The bolter barked with a throaty chatter, a stream of shells that hammered into the wall, impacting with concussive detonations that defiled the chamber’s quiet. Each buck of the gun in his shaking hand sent the next shell wider from the mark.

Arm muscles burning, he let the weapon fall with a dull clang. The creature did not laugh, did not mock him for his failure. Instead, it reached for him with four arms, lifting him gently. Black talons scraped against the grey ceramite of his armour as it clutched him aloft.

Prepare yourself. This will not be painless.

Argel Tal hung limp in the creature’s grip. For a brief second, he reached for the swords of red iron at his hips, forgetting that they were broken, the blades shattered, on the gantry decking below.

‘I can hear,’ his gritted teeth almost strangled the words, ‘another voice.’

Yes. One of my kin. It comes for you.

‘This... is not what... my primarch wanted...’

This? The creature dragged the helpless Astartes closer, and burst Argel Tal’s secondary heart with a flex of thought. The captain went into violent convulsions, feeling the pulped mass behind his ribs, but the daemon cradled him with sickening gentleness.

This is exactly what Lorgar wanted. This is the truth.

Argel Tal strained for breath that wouldn’t come, and forced dying muscles to reach for weapons that weren’t there.

The last thing he felt before he died was something pouring into his thoughts, wet and cold, like oil spilling behind his eyes.

The last thing he heard was one of his dead brothers drawing a ragged breath over the vox-channel.

And the last thing he saw was Xaphen twitching, rising from the deck on struggling limbs.
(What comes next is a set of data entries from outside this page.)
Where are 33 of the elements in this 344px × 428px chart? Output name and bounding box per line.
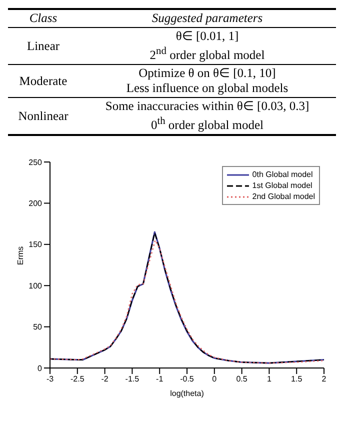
x-tick-label: 0.5 [236,374,248,384]
x-tick-label: -2.5 [70,374,85,384]
x-tick-label: 0 [212,374,218,384]
text: 2$^{nd}$ order global model [148,45,266,64]
x-tick-label: -3 [46,374,54,384]
y-tick-label: 50 [33,322,43,332]
legend-label: 2nd Global model [252,191,315,202]
text: Optimize θ on θ∈ [0.1, 10] [138,66,277,82]
x-tick-label: 1 [266,374,272,384]
y-tick-label: 250 [28,158,43,168]
x-tick-label: -1.5 [125,374,140,384]
text: Linear [26,38,61,55]
text: Nonlinear [17,108,70,125]
text: Less influence on global models [125,81,290,96]
x-tick-label: -1 [156,374,164,384]
legend-label: 0th Global model [252,169,313,180]
x-tick-label: 2 [322,374,327,384]
text: 0$^{th}$ order global model [150,115,265,134]
text: Some inaccuracies within θ∈ [0.03, 0.3] [104,99,310,114]
y-axis-title: Erms [16,246,25,266]
text: Suggested parameters [150,10,264,27]
y-tick-label: 200 [28,199,43,208]
x-tick-label: -0.5 [180,374,194,384]
y-tick-label: 0 [38,364,43,374]
text: Moderate [18,72,68,90]
text: θ∈ [0.01, 1] [174,29,240,44]
x-tick-label: -2 [101,374,109,384]
text: Class [28,10,58,27]
y-tick-label: 150 [28,240,43,250]
y-tick-label: 100 [28,282,43,291]
x-tick-label: 1.5 [291,374,303,384]
legend-label: 1st Global model [252,180,312,192]
x-axis-title: log(theta) [170,389,204,398]
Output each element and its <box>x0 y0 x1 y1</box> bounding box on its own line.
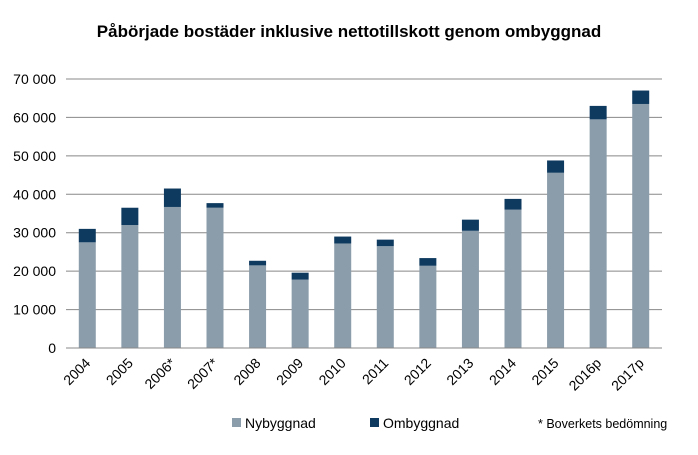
bar-nybyggnad-2011 <box>376 246 394 348</box>
x-tick-label: 2011 <box>359 355 392 388</box>
bar-ombyggnad-2017p <box>632 90 650 104</box>
bar-ombyggnad-2008 <box>249 260 267 266</box>
legend-label-nybyggnad: Nybyggnad <box>245 415 316 431</box>
x-tick-label: 2007* <box>184 354 222 392</box>
bar-nybyggnad-2015 <box>547 172 565 348</box>
bar-nybyggnad-2008 <box>249 265 267 348</box>
x-tick-label: 2005 <box>103 355 136 388</box>
bar-ombyggnad-2015 <box>547 160 565 173</box>
y-tick-label: 30 000 <box>13 225 56 241</box>
x-tick-label: 2013 <box>443 355 476 388</box>
legend-swatch-ombyggnad <box>370 418 379 427</box>
x-tick-label: 2008 <box>230 355 263 388</box>
legend-label-ombyggnad: Ombyggnad <box>383 415 459 431</box>
y-tick-label: 70 000 <box>13 71 56 87</box>
legend-swatch-nybyggnad <box>232 418 241 427</box>
y-tick-label: 10 000 <box>13 302 56 318</box>
bar-ombyggnad-2004 <box>78 228 96 243</box>
bar-nybyggnad-2016p <box>589 119 607 348</box>
x-axis-ticks: 2004 2005 2006* 2007* 2008 2009 2010 2011 2012 20… <box>60 354 647 393</box>
bar-nybyggnad-2012 <box>419 265 437 348</box>
bar-ombyggnad-2011 <box>376 239 394 247</box>
bar-nybyggnad-2004 <box>78 242 96 348</box>
y-tick-label: 50 000 <box>13 148 56 164</box>
x-tick-label: 2010 <box>315 355 348 388</box>
y-axis-ticks: 0 10 000 20 000 30 000 40 000 50 000 60 000 70 … <box>13 71 56 356</box>
bar-nybyggnad-2005 <box>121 225 139 348</box>
bar-ombyggnad-2010 <box>334 236 352 244</box>
bars <box>78 90 650 348</box>
bar-nybyggnad-2006 <box>163 206 181 348</box>
bar-nybyggnad-2017p <box>632 103 650 348</box>
bar-ombyggnad-2005 <box>121 207 139 226</box>
bar-nybyggnad-2013 <box>461 230 479 348</box>
footnote: * Boverkets bedömning <box>538 417 667 431</box>
x-tick-label: 2016p <box>565 355 604 394</box>
bar-ombyggnad-2007 <box>206 203 224 208</box>
y-tick-label: 60 000 <box>13 109 56 125</box>
bar-ombyggnad-2014 <box>504 198 522 210</box>
x-tick-label: 2017p <box>608 355 647 394</box>
x-tick-label: 2015 <box>528 355 561 388</box>
x-tick-label: 2009 <box>273 355 306 388</box>
bar-ombyggnad-2016p <box>589 105 607 120</box>
x-tick-label: 2012 <box>401 355 434 388</box>
y-tick-label: 40 000 <box>13 186 56 202</box>
bar-ombyggnad-2009 <box>291 272 309 280</box>
bar-nybyggnad-2007 <box>206 207 224 348</box>
bar-ombyggnad-2013 <box>461 219 479 231</box>
gridlines <box>66 78 662 311</box>
x-tick-label: 2004 <box>60 355 93 388</box>
y-tick-label: 0 <box>48 340 56 356</box>
bar-ombyggnad-2006 <box>163 188 181 207</box>
bar-nybyggnad-2009 <box>291 279 309 348</box>
bar-nybyggnad-2014 <box>504 209 522 348</box>
y-tick-label: 20 000 <box>13 263 56 279</box>
legend: Nybyggnad Ombyggnad <box>232 415 459 431</box>
x-tick-label: 2014 <box>486 355 519 388</box>
bar-ombyggnad-2012 <box>419 258 437 266</box>
x-tick-label: 2006* <box>141 354 179 392</box>
bar-nybyggnad-2010 <box>334 243 352 348</box>
chart-title: Påbörjade bostäder inklusive nettotillsk… <box>97 22 601 41</box>
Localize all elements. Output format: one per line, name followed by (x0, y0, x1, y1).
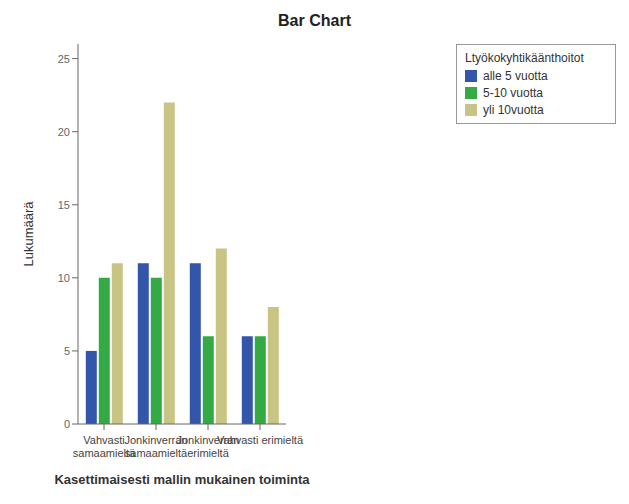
svg-text:5: 5 (64, 345, 70, 357)
svg-text:20: 20 (58, 126, 70, 138)
svg-text:Vahvasti erimieltä: Vahvasti erimieltä (217, 434, 304, 446)
svg-text:10: 10 (58, 272, 70, 284)
svg-text:25: 25 (58, 53, 70, 65)
svg-text:Kasettimaisesti mallin mukaine: Kasettimaisesti mallin mukainen toiminta (54, 472, 310, 487)
svg-text:Lukumäärä: Lukumäärä (21, 201, 36, 267)
svg-text:0: 0 (64, 418, 70, 430)
svg-text:15: 15 (58, 199, 70, 211)
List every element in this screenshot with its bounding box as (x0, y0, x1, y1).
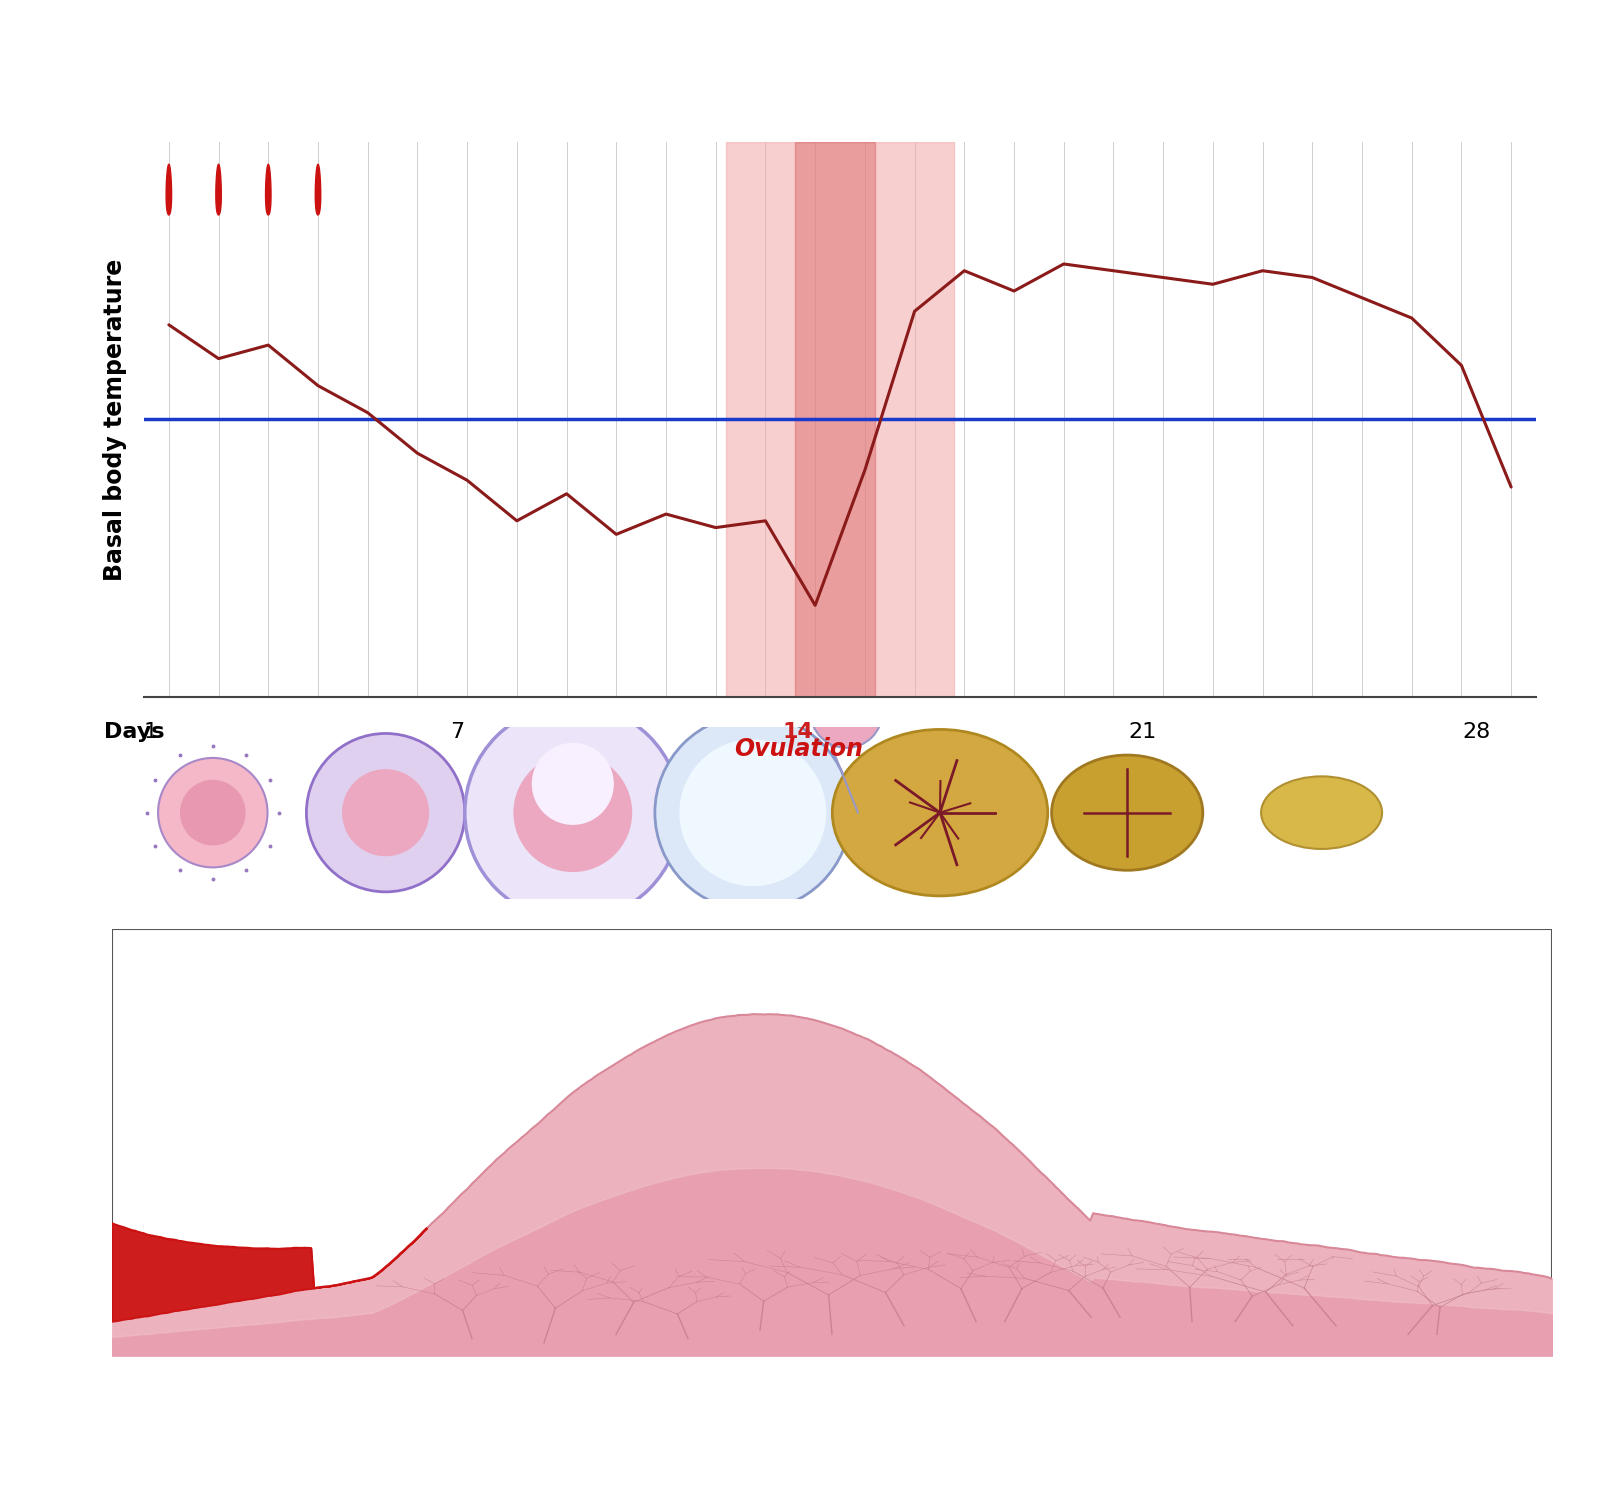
Ellipse shape (810, 676, 883, 748)
Text: 21: 21 (1128, 722, 1157, 742)
Bar (726, 142, 954, 697)
Ellipse shape (179, 780, 246, 845)
Y-axis label: Basal body temperature: Basal body temperature (104, 258, 128, 581)
Bar (795, 142, 875, 697)
Text: Ovulation: Ovulation (734, 737, 862, 761)
Ellipse shape (654, 715, 851, 911)
Ellipse shape (307, 734, 466, 891)
Ellipse shape (680, 739, 826, 887)
Ellipse shape (531, 743, 614, 825)
Ellipse shape (1261, 776, 1382, 849)
Polygon shape (166, 165, 171, 214)
Polygon shape (315, 165, 320, 214)
Ellipse shape (832, 730, 1048, 896)
Text: 28: 28 (1462, 722, 1491, 742)
Ellipse shape (158, 758, 267, 867)
Polygon shape (266, 165, 270, 214)
Ellipse shape (466, 704, 682, 921)
Text: 14: 14 (782, 722, 814, 742)
Polygon shape (216, 165, 221, 214)
Text: 7: 7 (451, 722, 464, 742)
Ellipse shape (1051, 755, 1203, 870)
Text: Days: Days (104, 722, 165, 742)
Ellipse shape (514, 753, 632, 872)
Text: 1: 1 (144, 722, 157, 742)
Ellipse shape (342, 768, 429, 857)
He opened his eyes, and saw he was the last to awaken.

Xaphen stood stronger than the others, his crozius maul in his hands. Through the blur of Argel Tal’s returning consciousness, he heard the Chaplain speaking orders, encouragement, demands that his brothers stand and pull themselves together.

Dagotal remained on his knees, vomiting through his helm’s mouth grille. What he produced from his stomach was much too black. Malnor leaned against the wall, his forehead pressed to the cool metal. The others were in similar states of disarray, hauling themselves to their feet, purging their guts of stinking ichor, and whispering litanies from the Word.

Argel Tal couldn’t see the daemon. He looked left and right, targeting reticule not locking on to anything.

‘Where is Ingethel?’ he tried to ask, but the only sound he made was a sick, thick drawl of wordless growling.

Xaphen came over to him and offered a hand to help him rise. The Chaplain had removed his helm, and in the chamber’s gloom the warrior-priest’s face was unnaturally pallid, but otherwise unchanged.

‘Where is Ingethel?’ Argel Tal repeated. This time, the words came forth. It was almost, but not quite, his voice.